After seeing pictures of buildings by the unusual French architect Le Corbusier, young Frank Gehry realized that it was possible to break away from the square box of most buildings. "That's when I threw the grid away, and said, 'Man, there's another freedom out there, and that's the place I want to be.'" As anyone who has ever seen the Gehry-designed Guggenheim Museum in Bilbao, Spain, or the Experience Music Project in Seattle, Washington, will quickly realize, Gehry has never looked back. Jan Greenberg and Sandra Jordan, coauthors of Chuck Close Up Close
and The American Eye
, among other acclaimed titles, take a look at a most remarkable architect and his work. Frank O. Gehry: Outside In
is filled with provocative quotations from Gehry, which are pulled out and repeated in large, colorful type: "Life is chaotic, dangerous, and surprising. Buildings should reflect it." "I work intuitively. I just jump in and learn to swim later." The text is scintillating and informative, with side boxes giving tips on how to view buildings from an architectural point of view. There are also photographs, lots of them, of Gehry's fantastic projects, from cardboard furniture to the "Fred and Ginger" building in Prague, to fish-shaped lamps; as well as his incredibly scrawly sketches. Movement and energy are at the core of every Frank O. Gehry design; this book reflects his vigor and, happily, may inspire a new generation of rule-benders. (Ages 9 and older) --Emilie Coulter
From Publishers Weekly
Architectural maverick Gehry is both subject and inspiration for this visual feast by accomplished biographers Greenberg and Jordan (Chuck Close: Up Close). Mirroring the architect's vision of life and buildings as chaotic, the book's layout jumbles chapter headings, dramatic photographs and Gehry's own kinetic sketches with flair.

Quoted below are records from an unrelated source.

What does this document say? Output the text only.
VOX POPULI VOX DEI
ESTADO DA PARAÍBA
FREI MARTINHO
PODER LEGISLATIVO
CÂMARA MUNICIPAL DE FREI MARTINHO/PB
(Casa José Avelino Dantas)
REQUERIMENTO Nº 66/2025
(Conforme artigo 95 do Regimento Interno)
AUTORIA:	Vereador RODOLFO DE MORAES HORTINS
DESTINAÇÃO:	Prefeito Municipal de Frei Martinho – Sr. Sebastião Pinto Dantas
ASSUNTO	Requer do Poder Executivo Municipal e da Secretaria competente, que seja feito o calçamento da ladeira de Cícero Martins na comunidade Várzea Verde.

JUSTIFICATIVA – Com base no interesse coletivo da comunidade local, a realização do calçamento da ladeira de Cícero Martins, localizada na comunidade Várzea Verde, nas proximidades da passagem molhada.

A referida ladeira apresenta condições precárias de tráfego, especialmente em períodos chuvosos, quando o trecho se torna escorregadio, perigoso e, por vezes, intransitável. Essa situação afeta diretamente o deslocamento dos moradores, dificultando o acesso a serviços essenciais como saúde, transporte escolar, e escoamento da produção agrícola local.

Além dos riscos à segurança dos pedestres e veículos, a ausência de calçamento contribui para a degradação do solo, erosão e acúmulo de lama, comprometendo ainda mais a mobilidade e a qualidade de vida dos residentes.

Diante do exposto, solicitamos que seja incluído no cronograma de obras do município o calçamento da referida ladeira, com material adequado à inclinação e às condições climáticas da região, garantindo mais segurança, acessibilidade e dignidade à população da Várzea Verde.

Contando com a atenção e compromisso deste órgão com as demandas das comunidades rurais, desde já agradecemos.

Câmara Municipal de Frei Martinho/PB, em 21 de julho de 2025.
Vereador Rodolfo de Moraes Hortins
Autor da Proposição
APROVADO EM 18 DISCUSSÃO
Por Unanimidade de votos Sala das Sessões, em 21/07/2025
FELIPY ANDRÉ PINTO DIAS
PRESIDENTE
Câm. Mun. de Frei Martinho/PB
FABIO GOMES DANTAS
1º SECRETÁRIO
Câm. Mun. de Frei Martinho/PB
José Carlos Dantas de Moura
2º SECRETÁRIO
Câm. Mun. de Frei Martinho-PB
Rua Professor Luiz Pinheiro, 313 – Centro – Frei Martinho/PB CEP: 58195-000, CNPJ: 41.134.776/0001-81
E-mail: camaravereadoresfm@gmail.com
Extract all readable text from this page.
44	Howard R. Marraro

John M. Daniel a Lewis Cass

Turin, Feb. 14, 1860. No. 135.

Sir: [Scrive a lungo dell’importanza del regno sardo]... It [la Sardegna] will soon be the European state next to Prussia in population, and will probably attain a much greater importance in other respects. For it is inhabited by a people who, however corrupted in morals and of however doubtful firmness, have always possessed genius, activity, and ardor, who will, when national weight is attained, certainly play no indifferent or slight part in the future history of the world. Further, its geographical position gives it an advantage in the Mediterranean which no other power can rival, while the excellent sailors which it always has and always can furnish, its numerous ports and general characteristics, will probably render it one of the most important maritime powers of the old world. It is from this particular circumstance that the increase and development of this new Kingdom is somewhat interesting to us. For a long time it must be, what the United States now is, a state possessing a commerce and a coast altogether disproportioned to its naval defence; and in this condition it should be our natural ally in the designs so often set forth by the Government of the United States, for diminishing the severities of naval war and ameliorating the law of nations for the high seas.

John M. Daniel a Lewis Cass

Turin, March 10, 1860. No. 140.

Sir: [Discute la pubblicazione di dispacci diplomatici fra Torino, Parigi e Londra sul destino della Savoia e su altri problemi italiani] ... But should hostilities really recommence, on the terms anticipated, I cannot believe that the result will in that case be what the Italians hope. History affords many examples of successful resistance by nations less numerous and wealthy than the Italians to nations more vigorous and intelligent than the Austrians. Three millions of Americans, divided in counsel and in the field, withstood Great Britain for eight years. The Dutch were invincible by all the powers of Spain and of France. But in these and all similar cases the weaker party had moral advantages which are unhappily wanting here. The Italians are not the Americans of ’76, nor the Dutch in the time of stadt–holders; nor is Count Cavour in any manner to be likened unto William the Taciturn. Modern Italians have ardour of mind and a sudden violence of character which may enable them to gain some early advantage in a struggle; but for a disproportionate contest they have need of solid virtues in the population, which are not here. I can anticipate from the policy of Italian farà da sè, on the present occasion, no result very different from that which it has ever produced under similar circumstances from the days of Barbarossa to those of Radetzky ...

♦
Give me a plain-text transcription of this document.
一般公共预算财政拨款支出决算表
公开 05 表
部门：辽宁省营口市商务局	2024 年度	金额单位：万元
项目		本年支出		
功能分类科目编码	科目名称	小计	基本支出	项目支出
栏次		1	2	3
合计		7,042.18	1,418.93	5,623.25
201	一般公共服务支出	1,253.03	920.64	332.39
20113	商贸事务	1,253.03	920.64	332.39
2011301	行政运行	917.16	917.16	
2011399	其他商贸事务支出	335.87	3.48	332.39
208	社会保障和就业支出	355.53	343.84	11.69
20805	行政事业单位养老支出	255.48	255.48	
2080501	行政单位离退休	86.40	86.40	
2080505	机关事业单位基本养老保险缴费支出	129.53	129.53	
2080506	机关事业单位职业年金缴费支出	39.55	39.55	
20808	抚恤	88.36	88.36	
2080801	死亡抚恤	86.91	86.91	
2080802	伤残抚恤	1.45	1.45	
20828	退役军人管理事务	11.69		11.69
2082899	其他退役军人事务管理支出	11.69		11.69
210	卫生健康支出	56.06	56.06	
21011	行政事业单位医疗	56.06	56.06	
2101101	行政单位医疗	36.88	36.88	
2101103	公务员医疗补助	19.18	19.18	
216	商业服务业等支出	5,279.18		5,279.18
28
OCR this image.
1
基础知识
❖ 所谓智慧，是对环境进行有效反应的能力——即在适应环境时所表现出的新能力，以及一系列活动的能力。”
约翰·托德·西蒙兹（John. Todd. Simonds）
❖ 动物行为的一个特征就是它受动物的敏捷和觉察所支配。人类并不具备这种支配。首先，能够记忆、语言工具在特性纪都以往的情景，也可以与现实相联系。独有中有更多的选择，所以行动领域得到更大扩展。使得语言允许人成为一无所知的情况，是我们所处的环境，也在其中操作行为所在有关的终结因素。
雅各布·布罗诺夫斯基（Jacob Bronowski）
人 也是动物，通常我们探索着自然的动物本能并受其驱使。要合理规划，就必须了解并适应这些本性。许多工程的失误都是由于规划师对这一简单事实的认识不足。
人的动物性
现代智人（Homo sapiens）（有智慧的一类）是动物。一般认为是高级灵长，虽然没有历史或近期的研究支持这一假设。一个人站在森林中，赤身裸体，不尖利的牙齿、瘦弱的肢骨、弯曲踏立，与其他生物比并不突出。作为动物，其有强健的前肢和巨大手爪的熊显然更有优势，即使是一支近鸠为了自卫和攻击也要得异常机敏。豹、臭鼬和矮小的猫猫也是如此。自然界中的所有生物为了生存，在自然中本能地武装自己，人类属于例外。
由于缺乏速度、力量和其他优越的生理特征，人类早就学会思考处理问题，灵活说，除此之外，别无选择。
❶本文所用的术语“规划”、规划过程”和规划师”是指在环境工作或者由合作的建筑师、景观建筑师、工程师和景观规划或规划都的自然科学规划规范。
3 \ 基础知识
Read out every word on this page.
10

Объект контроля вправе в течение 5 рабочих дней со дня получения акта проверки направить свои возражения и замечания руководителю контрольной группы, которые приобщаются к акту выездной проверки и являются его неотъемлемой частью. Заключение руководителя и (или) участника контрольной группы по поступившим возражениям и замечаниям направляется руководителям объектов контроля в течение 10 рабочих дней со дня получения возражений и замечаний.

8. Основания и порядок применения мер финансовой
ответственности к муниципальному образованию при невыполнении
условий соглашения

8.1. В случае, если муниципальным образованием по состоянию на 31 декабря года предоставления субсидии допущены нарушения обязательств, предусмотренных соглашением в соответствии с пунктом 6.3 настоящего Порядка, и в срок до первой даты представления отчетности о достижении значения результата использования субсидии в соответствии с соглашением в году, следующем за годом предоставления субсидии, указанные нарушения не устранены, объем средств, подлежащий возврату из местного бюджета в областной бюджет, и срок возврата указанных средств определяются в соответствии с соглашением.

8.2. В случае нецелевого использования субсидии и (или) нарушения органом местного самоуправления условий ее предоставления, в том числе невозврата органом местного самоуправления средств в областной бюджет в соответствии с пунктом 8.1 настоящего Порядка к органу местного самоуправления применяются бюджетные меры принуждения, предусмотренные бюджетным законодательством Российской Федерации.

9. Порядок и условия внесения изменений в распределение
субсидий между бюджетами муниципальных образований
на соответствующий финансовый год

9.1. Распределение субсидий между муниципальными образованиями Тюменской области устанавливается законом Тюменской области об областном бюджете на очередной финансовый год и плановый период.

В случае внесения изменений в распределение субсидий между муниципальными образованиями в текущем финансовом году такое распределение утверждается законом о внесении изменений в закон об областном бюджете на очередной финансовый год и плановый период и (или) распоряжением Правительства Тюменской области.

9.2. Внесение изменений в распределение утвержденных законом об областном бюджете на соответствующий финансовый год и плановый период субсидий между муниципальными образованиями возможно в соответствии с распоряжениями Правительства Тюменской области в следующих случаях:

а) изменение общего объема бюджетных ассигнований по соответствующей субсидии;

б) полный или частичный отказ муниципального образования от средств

Excellent textual accounts of the architect's childhood offer background to such career highlights as the Loyola Law School in Los Angeles, Prague's "Fred and Ginger" building and his spectacular Guggenheim Museum in Bilbao, Spain, especially when describing a beloved grandmother's influence and the struggling young architect's professional bravado. Instructive sidebars add interest, as do a bibliography, glossary, short list of buildings and brief visual overview of the three-dimensional computer-imaging program that made Bilbao's museum possible. Unfortunately, the penetrating analysis of the creative process that made the Close biography so compelling has been supplanted by flashy photographs and Geary's own narcissistic remarks; the volume may ultimately leave readers entertained rather than enlightened. Ages 8-12. (Sept.)